There is an exception to this. I know of one study where they pumped twns of thousands times the power you would be exposed to by standing right in font of a tower into a cage of rats over extended periods of exposure. In this particular study a very small percentage of male rate showed some cancer while none of th female rates did. The numbers were so small however, even in this exagerated case, and the sample size was so small, it is hard to tell if the cancer we saw was just random or actually the result of the EM, because even at such insanely high levels it appeared that if there was an effect on cancer, that effect was very small.

So is it measurable, yes it is, but the thing is, 5G frequencies at any power level (withink reason) are well within safety margins because these frequencies simply dont cause cancer, it isnt a power issue (for the most part)

When it comes to cancer and radiation it all come sdown to frequency.

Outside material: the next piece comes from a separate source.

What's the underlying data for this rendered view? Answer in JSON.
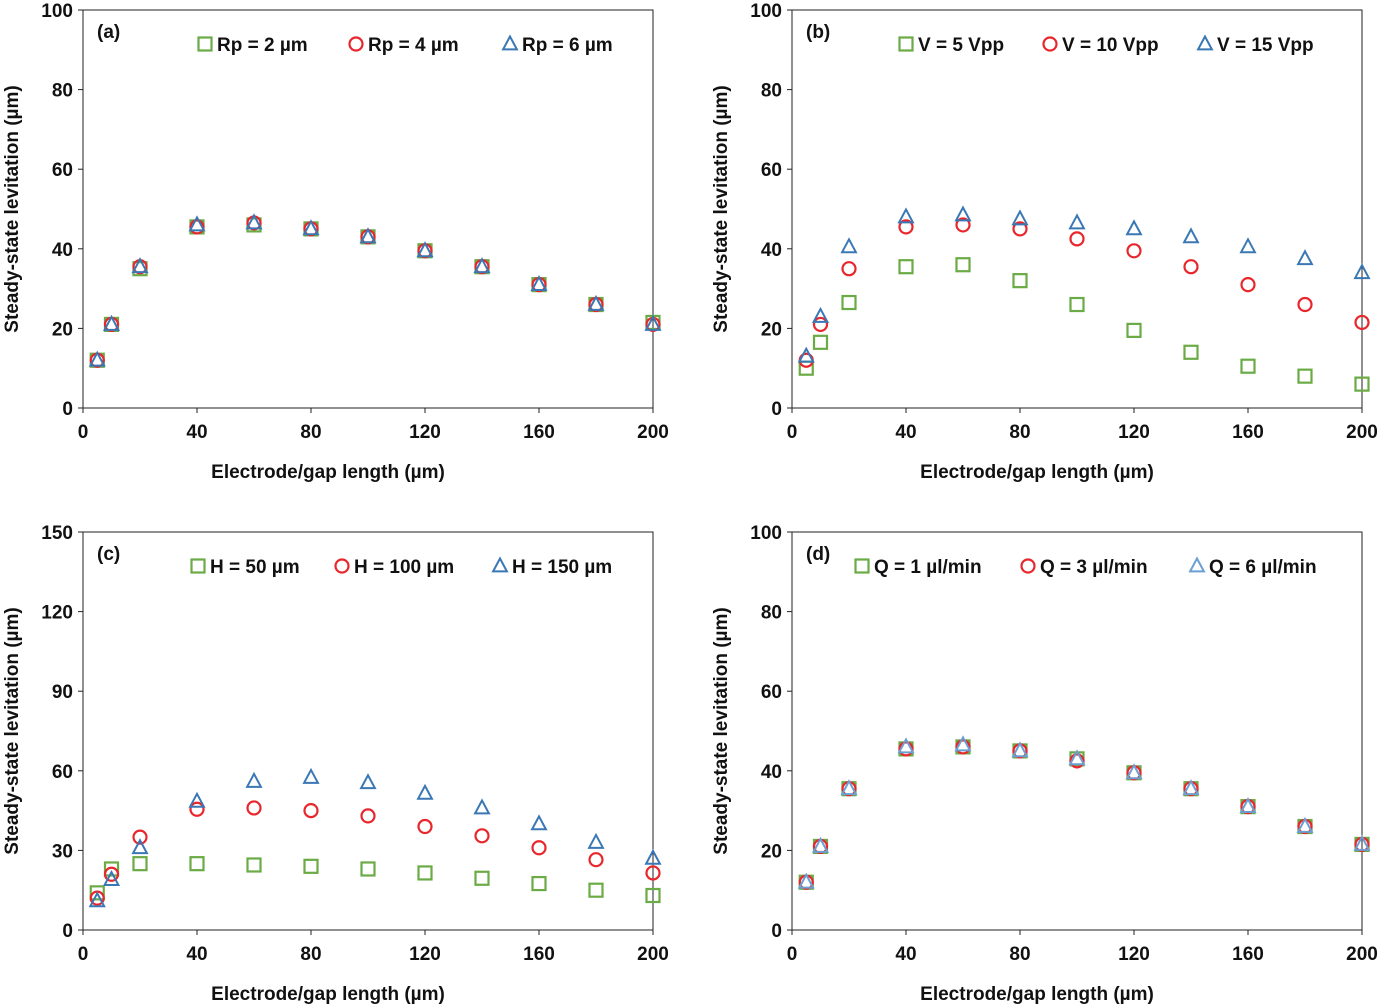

Pump up the frequency high enough and even at low power it will easily cause cancer. But around the 25 ghz range you cant get cancer even if you tried, you can sleep on top of a transmitting cell antenna (they are actually very low power) and you'll be fine.

@ScottMortimer

@ScottMortimer The frequencies and power range for 5G were studied for a very long time before anyone even considered using them for cell phones.

They have been studied as well as in general use for other protocols for a very long time.